Thread: Big-O Question

If you have a random access container, you can look up any item in it directly without any looping (O(1)). A linked list does not have random access - so to access n-th element you have to start from the beginning and follow the links until you get there (and the time it takes is proportional to how far in the list you need to go).

If the list has size and at methods, you bet there would be a lot going on in this simple loop:

Code:

for (int i = 0; i < myList.size(); ++i) {
    myList.at(i);
}

the place in memory of any list element is only given by the place of the preceding and/or the subsequent element (depends on the type of list). Every element has a field that points to the neighbour.
So if you "have" a list, you have the memory address of its first element.
To access any other element, you have to walk from the first one step by step till you reach it. If you are unlucky, that are n steps. So O(n) is the execution time in the worst case. In the average case it's O(n/2) and in the best case O(1). Most times the average case is referenced. But O(n/2) is the same quarantining as O(n) - computer science people ignore that difference because execution times of O(n/2) and O(n) belongs to the same class of problems.

For a vector, the address of any element is always known directly, you doesn't need to care about other elements to look one up. So lookup is O(1) always. best, average and worst.

O(1) is the best you can get from any algorithm. This can only be further accelerated by a linear speedup, but even than does it stay O(1). Programmer want O(1) stuff, but the get it seldom.
Many important things are O(log n) which is also acceptable most times.
Next best is often O(n). For big data sets you should get a newer cpu for that.
Than comes O(n^2) ... O(n^3) ... keep cooking coffee
And O(n^n): you should really really look for alternatives to this one

O(n/2) and O(n) are exactly the same. The formal definition of O(f(n)) time is that the ratio of the actual running time (as a function of n), to f(n) is bounded by some constant. The definition is rigged so a constant factor doesn't make any difference.

http://en.wikipedia.org/wiki/Big-O_n...mal_definition

Edit: I should have said "bounded by some constant, as n goes to infinity".
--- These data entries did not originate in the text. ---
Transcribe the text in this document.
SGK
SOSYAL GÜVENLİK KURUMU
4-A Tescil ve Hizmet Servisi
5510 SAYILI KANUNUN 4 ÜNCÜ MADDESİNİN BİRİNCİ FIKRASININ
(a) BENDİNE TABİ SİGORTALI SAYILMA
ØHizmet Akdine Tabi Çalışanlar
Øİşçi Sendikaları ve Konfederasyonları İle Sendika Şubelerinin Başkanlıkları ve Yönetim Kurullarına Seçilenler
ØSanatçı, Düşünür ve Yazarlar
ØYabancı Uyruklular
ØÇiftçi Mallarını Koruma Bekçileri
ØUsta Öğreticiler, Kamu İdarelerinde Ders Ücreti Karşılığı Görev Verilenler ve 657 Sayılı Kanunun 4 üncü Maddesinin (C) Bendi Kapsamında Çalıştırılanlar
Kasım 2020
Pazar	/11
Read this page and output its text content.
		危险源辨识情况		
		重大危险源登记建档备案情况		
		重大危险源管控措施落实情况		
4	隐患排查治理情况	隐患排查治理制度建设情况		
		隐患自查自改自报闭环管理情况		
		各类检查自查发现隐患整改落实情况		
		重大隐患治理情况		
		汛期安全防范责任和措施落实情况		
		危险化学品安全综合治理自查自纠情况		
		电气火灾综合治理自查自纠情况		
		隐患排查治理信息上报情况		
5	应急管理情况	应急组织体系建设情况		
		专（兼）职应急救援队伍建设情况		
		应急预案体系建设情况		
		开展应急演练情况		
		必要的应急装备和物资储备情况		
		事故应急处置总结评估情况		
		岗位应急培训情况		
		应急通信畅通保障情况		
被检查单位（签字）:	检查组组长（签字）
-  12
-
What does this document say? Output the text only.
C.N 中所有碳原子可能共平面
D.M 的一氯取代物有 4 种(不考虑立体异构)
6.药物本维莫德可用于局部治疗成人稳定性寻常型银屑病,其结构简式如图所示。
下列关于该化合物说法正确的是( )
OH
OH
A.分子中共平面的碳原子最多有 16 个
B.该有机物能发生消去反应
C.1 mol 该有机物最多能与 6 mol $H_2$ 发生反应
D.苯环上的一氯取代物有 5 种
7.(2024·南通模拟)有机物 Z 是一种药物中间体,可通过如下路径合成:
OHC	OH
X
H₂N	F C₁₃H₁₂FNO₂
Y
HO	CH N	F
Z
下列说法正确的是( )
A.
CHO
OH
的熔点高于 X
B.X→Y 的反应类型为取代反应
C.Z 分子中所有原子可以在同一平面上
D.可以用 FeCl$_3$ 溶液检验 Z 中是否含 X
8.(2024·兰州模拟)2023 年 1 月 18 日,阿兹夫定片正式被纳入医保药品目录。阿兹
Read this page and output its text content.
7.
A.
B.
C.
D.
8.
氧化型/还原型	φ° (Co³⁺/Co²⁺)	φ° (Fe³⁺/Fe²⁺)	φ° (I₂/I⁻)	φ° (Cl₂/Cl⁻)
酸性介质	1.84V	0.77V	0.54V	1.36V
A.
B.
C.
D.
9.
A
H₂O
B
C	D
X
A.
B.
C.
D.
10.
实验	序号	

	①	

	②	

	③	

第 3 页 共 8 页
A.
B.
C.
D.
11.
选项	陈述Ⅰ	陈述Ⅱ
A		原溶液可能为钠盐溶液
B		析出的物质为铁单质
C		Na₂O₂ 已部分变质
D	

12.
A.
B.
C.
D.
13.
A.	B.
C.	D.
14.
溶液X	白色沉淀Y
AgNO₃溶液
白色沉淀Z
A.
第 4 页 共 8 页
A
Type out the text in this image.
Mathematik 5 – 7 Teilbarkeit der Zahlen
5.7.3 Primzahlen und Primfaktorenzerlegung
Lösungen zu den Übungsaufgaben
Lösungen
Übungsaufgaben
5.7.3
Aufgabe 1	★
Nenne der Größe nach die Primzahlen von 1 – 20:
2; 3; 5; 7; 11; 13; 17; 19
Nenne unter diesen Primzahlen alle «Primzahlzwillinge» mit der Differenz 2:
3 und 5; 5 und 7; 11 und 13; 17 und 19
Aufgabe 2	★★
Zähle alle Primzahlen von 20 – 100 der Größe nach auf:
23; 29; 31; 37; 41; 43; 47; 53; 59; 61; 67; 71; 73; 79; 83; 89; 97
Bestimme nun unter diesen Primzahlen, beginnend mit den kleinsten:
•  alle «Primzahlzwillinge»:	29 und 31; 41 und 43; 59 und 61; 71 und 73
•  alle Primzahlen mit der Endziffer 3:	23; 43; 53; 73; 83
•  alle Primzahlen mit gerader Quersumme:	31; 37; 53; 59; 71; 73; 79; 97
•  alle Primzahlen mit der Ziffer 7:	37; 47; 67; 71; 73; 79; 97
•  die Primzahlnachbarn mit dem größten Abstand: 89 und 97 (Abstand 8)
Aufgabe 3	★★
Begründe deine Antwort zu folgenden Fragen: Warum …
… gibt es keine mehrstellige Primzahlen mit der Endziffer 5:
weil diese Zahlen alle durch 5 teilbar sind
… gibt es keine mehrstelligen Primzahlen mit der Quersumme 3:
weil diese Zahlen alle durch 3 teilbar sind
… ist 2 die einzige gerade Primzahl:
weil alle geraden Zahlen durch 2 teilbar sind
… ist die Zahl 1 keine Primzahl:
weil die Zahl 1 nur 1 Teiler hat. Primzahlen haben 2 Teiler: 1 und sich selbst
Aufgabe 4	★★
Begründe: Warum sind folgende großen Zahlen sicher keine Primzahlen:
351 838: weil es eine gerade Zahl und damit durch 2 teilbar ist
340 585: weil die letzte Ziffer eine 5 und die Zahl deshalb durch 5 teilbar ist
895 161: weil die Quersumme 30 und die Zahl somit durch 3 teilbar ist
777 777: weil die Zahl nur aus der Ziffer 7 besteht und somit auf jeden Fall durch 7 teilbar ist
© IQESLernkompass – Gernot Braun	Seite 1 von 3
Originally Posted by sh3rpa

One to avoid:

O(n!)

Yes! Avoid if at all possible!

--
Mats

Originally Posted by anon

If you have a random access container, you can look up any item in it directly without any looping (O(1)). A linked list does not have random access - so to access n-th element you have to start from the beginning and follow the links until you get there (and the time it takes is proportional to how far in the list you need to go).

If the list has size and at methods, you bet there would be a lot going on in this simple loop:

Code:

for (int i = 0; i < myList.size(); ++i) {
    myList.at(i);
}

I wrote the line being quoted in the OP. I shall punctuate it better etc:
Any O(n) running-time, list-accessor, is fundamentally wrong, as it encourages writing horribly inefficient code.
Could be too many commas now though.

Yeah O(n) is Big-Oh notation and n corresponds to the number of items in the list.
The code anon shows above is exactly why one should not have an accessor that take O(n) running time, where n is the number of items in the list.
Accessors should really be O(1) or O(log(n)). O(sqrt(n)) is probably borderline unacceptable. O(n) is just too slow, and anything worse, like O(n*n) is a total abomination.

You said it before, and you've said it again. That doesn't make you right, or any less wrong.

How about if more people say it?

Any O(n) "random-access" function is fundamentally wrong. Such a thing is not random-access.

If random access is so infrequent that you can accept O(n) for it, you can accept writing *std::advance(cont.begin(), n) to get there. At least it will make you remember that it is O(n), and if you use it too often, you'll switch to a container that supports it efficiently.